Optionally the ‘data’ or ‘tabdata’ arguments can specify data items which will be used to populate the new line; alternatively ‘tabdataline’ can provide a TabDataLine-based object to be inserted.

Parameters:
  • i – index position to insert the line at

  • data – (optional) a list of data items

  • tabdata – (optional) a string of tab-delimited data items

  • tabdataline – (optional) a TabDataLine-based object

Returns:

New inserted data line object.

lookup(key, value)

Return lines where the key matches the specified value

nColumns()

Return the number of columns in the file

If the file had a header then this will be the number of header columns; otherwise it will be the number of columns found in the first line of data

reorderColumns(new_columns)

Rearrange the columns in the file

Parameters:

new_columns – list of column names or indices in the new order

Returns:

New TabFile object

sort(sort_func, reverse=False)

Sort data using arbitrary function

Performs an in-place sort based on the suppled sort_func.
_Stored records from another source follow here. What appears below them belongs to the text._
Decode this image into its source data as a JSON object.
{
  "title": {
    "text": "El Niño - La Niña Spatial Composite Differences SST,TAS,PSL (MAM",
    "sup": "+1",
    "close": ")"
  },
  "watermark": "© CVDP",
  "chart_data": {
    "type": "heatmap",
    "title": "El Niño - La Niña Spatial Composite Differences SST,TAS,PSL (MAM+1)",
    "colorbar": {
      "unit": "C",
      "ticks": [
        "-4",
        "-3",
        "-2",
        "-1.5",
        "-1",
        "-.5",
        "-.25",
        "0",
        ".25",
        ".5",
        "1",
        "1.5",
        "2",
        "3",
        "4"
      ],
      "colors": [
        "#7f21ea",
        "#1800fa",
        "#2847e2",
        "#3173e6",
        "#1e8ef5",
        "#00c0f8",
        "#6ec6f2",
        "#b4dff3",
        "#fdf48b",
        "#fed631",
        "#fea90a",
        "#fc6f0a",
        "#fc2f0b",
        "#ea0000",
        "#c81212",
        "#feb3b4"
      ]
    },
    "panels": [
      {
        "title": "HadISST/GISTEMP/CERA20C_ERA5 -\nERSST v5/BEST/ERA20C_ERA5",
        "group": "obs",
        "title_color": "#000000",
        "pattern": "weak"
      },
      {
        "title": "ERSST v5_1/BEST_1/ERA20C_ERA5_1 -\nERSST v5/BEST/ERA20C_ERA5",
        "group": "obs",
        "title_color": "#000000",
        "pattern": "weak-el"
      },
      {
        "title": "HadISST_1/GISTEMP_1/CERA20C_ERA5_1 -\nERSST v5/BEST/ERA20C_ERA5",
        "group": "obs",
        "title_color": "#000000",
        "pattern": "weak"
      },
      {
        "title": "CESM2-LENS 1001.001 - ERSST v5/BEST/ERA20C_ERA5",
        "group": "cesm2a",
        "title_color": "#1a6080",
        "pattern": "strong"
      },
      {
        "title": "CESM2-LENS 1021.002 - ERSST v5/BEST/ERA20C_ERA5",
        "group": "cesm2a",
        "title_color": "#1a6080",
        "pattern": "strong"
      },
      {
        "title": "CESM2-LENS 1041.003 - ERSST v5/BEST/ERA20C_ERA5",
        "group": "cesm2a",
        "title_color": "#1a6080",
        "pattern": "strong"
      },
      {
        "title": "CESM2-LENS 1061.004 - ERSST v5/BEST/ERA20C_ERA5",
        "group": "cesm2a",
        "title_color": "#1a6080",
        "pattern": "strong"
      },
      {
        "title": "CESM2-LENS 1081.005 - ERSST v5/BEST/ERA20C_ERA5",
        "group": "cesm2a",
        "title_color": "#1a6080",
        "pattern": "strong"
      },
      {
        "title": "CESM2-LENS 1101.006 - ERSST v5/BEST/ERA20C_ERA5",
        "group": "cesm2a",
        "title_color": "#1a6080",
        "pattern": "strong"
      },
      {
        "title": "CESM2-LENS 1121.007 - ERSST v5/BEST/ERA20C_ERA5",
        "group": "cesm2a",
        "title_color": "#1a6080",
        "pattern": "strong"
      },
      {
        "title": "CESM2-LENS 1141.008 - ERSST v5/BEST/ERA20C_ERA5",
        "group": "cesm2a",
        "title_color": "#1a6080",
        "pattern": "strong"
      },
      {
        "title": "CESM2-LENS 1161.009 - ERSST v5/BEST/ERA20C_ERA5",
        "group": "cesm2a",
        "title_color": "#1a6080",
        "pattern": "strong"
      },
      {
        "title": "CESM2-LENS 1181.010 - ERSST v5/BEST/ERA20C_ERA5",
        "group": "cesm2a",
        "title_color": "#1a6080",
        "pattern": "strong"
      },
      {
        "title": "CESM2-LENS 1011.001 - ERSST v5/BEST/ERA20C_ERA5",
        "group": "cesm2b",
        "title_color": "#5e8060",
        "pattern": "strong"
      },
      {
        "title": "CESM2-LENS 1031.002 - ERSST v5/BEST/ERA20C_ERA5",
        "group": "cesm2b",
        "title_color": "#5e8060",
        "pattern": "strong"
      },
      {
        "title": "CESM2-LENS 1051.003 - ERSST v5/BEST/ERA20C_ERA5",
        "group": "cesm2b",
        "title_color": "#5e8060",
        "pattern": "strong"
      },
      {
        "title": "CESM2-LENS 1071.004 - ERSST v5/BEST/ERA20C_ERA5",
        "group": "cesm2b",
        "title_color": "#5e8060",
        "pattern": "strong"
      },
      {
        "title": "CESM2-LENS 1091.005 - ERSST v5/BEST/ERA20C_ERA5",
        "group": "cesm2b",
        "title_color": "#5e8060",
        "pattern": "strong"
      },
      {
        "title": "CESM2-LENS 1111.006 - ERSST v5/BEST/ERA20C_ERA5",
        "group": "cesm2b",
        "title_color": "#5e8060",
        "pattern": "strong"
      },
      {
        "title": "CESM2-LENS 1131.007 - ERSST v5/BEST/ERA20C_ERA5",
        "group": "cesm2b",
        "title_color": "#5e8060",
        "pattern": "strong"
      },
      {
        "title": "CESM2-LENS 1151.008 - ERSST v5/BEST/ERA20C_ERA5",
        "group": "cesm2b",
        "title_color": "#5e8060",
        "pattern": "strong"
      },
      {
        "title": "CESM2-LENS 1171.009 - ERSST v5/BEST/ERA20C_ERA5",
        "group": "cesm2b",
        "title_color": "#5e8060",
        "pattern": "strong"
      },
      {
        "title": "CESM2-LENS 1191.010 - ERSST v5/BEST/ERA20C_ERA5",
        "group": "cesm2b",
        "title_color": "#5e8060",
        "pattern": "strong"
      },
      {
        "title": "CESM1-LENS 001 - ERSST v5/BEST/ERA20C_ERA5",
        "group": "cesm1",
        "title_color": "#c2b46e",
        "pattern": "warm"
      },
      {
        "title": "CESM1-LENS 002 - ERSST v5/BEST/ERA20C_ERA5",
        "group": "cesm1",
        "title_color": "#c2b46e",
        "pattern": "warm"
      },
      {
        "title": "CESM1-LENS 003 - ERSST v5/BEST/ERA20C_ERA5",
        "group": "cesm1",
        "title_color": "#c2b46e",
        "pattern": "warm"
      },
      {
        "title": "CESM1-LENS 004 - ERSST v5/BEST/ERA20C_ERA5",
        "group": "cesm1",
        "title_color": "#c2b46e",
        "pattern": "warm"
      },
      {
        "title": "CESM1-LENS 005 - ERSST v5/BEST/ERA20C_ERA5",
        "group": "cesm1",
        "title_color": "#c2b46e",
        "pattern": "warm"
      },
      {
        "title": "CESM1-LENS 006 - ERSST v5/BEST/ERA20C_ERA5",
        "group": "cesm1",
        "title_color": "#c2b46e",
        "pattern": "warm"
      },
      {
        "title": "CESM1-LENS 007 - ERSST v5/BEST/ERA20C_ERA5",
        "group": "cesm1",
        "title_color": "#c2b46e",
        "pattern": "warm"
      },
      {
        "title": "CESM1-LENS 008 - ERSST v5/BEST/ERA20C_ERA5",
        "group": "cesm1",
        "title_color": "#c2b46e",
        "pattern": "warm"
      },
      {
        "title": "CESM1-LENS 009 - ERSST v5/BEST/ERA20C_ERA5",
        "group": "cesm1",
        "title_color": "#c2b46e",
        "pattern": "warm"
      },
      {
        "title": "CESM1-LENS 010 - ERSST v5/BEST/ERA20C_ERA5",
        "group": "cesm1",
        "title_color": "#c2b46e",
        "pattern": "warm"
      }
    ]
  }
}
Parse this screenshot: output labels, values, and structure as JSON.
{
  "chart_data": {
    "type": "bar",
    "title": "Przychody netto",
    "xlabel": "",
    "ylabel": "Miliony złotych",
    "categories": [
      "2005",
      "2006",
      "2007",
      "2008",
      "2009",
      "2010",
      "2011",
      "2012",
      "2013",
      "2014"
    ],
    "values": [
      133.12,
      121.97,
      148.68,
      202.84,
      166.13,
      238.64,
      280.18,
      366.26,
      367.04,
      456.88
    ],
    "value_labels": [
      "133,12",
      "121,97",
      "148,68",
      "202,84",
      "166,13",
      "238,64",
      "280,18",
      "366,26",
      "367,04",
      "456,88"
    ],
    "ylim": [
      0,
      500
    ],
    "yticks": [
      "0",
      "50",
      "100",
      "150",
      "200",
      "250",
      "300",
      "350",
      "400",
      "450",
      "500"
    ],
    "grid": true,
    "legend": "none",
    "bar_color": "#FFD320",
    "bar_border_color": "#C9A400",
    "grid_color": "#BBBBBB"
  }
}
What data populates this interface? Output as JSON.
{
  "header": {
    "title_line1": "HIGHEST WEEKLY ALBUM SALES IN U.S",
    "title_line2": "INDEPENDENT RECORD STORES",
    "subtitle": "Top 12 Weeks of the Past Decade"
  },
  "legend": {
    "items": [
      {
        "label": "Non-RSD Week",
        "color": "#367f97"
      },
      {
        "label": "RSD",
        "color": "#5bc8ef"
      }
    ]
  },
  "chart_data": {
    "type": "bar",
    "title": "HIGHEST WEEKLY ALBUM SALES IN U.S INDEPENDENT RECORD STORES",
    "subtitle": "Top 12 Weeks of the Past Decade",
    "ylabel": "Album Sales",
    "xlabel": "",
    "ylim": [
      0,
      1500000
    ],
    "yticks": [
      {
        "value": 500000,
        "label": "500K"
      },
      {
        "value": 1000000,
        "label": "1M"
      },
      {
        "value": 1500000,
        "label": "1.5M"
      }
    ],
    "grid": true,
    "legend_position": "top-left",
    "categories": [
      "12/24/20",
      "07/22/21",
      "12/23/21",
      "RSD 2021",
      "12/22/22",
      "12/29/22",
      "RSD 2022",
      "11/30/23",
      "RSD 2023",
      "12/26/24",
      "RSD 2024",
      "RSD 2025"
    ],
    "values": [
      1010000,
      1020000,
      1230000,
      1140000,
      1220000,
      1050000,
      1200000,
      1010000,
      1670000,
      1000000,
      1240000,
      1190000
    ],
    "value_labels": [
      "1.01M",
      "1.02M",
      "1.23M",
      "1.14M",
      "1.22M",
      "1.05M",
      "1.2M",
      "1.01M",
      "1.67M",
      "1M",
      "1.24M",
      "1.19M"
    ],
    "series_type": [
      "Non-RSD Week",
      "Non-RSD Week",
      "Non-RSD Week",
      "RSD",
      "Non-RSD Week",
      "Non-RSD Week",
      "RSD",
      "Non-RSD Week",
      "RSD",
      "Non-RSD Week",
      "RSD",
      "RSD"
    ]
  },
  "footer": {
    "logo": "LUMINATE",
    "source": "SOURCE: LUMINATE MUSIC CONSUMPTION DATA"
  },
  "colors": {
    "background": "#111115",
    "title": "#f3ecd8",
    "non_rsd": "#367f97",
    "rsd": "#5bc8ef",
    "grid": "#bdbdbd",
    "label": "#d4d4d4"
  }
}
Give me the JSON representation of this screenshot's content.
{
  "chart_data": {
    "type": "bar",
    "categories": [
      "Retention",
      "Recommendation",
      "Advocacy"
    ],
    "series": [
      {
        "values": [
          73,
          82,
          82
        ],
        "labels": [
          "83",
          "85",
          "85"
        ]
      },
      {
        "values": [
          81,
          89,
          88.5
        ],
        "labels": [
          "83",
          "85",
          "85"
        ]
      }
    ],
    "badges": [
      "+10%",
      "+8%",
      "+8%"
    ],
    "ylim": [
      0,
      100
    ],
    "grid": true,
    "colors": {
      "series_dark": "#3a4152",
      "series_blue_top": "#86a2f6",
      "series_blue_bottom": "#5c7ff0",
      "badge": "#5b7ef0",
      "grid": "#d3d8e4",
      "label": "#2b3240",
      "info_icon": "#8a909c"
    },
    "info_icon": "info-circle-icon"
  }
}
sort_func should be a function object which takes a data line object as input and returns a single numerical value; the data lines will be sorted in ascending order of these values (or descending order if reverse is set to True).

To sort on the value of a specific column use e.g.

>>> tabfile.sort(lambda line: line['col'])
Parameters:
  • sort_func – function object taking a data line object as input and returning a single numerical value

  • reverse – (optional) Boolean, either False (default) to sort in ascending order, or True to sort in descending order

transformColumn(column_name, transform_func)

Apply arbitrary function to a column

For each line of data the transformation function will be invoked with the value of the named column, with the result being written back to that column (overwriting the existing value).

Parameters:
  • column_name – name of column to write transformation result to

  • transform_func – callable object that will be invoked to perform the transformation

transpose()

Transpose the contents of the file

Returns:

New TabFile object

write(filen=None, fp=None, include_header=False, no_hash=False, delimiter=None)

Write the TabFile data to an output file

One of either the ‘filen’ or ‘fp’ arguments must be given, specifying the file name or stream to write the TabFile data to.

Parameters:
  • filen – (optional) name of file to write to; ignored if fp is also specified

  • fp – (optional) a file-like object opened for writing; used in preference to filen if set to a non-null value Note that the calling program must close the stream in these cases.

  • include_header – (optional) if set to True, the first line will be a ‘header’ line

  • no_hash – (optional) if set to True and include_header is also True then don’t put a hash character ‘#’ at the start of the header line in the output file.

  • delimiter – (optional) delimiter to use when writing data values to file (defaults to the delimiter specified on input)

class bcftbx.TabFile.TabFileIterator(filen=None, fp=None, column_names=None)

Iterate through lines in a tab-delimited file

Class to loop over all lines in a TSV file, returning a TabDataLine object for each record.